Toyota Mirai running costs
|Insurance group||Warranty||Service intervals||2020/21 company-car tax cost|
|N/a||5yrs / 100,000 miles||12 months||TBC|
If you want to impress the neighbours with the first fuel-cell car on your street, it’s going to cost you. Buy a Mirai outright and the sticker cost of £66,000 puts it head-to-head with some impressive plug-in hybrid and battery-powered electric rivals.
There’s a bit of good news in the fact that Toyota’s £750-a-month lease also includes fuel. That seems expensive, but when you knock off the £200 or so Toyota reckons users might typically spend at the hydrogen pump, the £500 left over isn’t so savage compared to rates for similarly specified executive cars. If you want to drive on batteries, it’s about the same cost per month as the Tesla Model S.

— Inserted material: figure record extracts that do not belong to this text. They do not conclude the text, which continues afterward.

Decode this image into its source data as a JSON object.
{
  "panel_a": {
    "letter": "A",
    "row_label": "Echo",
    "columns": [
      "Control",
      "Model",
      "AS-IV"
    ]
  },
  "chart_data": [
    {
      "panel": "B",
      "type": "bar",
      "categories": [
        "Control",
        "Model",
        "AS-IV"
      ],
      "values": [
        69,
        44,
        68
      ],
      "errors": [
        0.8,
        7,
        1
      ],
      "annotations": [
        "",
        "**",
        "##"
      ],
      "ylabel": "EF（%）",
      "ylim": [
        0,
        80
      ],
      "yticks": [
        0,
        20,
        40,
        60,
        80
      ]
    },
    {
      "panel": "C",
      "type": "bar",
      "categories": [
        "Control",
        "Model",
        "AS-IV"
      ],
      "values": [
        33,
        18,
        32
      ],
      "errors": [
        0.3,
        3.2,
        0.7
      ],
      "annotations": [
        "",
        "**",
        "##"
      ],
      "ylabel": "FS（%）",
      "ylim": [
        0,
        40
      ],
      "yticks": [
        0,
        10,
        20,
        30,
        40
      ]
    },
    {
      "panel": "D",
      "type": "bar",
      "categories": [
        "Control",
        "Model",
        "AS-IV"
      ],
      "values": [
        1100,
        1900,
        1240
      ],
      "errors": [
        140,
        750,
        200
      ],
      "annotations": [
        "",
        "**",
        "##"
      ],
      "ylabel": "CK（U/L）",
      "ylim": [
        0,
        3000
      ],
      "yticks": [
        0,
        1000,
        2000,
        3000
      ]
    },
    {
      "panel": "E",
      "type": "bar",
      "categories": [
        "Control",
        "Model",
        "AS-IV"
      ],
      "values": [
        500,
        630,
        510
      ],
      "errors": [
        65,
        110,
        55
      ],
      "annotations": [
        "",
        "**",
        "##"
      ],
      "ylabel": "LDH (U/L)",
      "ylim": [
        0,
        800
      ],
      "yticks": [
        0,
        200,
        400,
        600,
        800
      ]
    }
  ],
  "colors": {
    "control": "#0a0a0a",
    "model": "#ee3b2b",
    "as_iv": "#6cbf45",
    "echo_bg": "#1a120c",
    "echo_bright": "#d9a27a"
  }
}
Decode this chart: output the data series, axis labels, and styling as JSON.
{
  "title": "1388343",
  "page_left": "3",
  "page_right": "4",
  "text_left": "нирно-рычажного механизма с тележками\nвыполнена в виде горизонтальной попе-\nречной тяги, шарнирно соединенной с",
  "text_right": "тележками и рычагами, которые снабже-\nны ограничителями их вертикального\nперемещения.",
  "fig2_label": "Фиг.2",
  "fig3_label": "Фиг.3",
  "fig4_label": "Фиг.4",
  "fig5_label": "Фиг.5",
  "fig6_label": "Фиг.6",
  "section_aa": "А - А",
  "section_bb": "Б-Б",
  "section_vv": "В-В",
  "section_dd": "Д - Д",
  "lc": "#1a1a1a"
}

Without a Toyota hydrogen fuel card, you’d likely pay around £12/kg for fuel, which adds up to £60 for a full tank. Factor in a 300-mile range, and that’s where the cost-equivalence with a 40mpg (real-world) petrol saloon comes in, so you get nothing like the running cost benefits of today’s battery-powered electric cars, in fact the Mirai will be more expensive to fuel per-mile than an efficient diesel.
The Benefit-in-Kind tax rate for company-car drivers is low at 9%, and with zero tailpipe emissions, the Mirai will be exempt from the London Congestion Charge until 2025. Even so, the purchase cost, fuel costs that are high compared to battery electric vehicles, and with depreciation that's unpredictable at best makes for an expensive ownership proposition.
Toyota Mirai insurance group
The Toyota Mirai hasn’t been given an insurance-group rating, so you’ll need to discuss the cost of cover with your broker.
The Toyota standard warranty of five years or 100,000 miles applies to the Mirai, and you can bump up the battery warranty a year at a time after that to a maximum of 10 years – if you keep the service record up to date.
The Toyota Mirai needs an annual service check, but under the terms of the lease deal everything’s included. That said, long-term service and maintenance should be lower for fuel-cell cars than petrol or diesel equivalents.
The fuel-cell itself has no moving parts and is designed to outlast the car, so apart from a couple of specific checks – a water de-ionising filter needs replacing every 30,000-miles and there’s a procedure to check hydrogen leak sensors – it’s all about brakes, tyres and windscreen wipers.
Zero tailpipe emissions means the Mirai currently attracts zero road tax.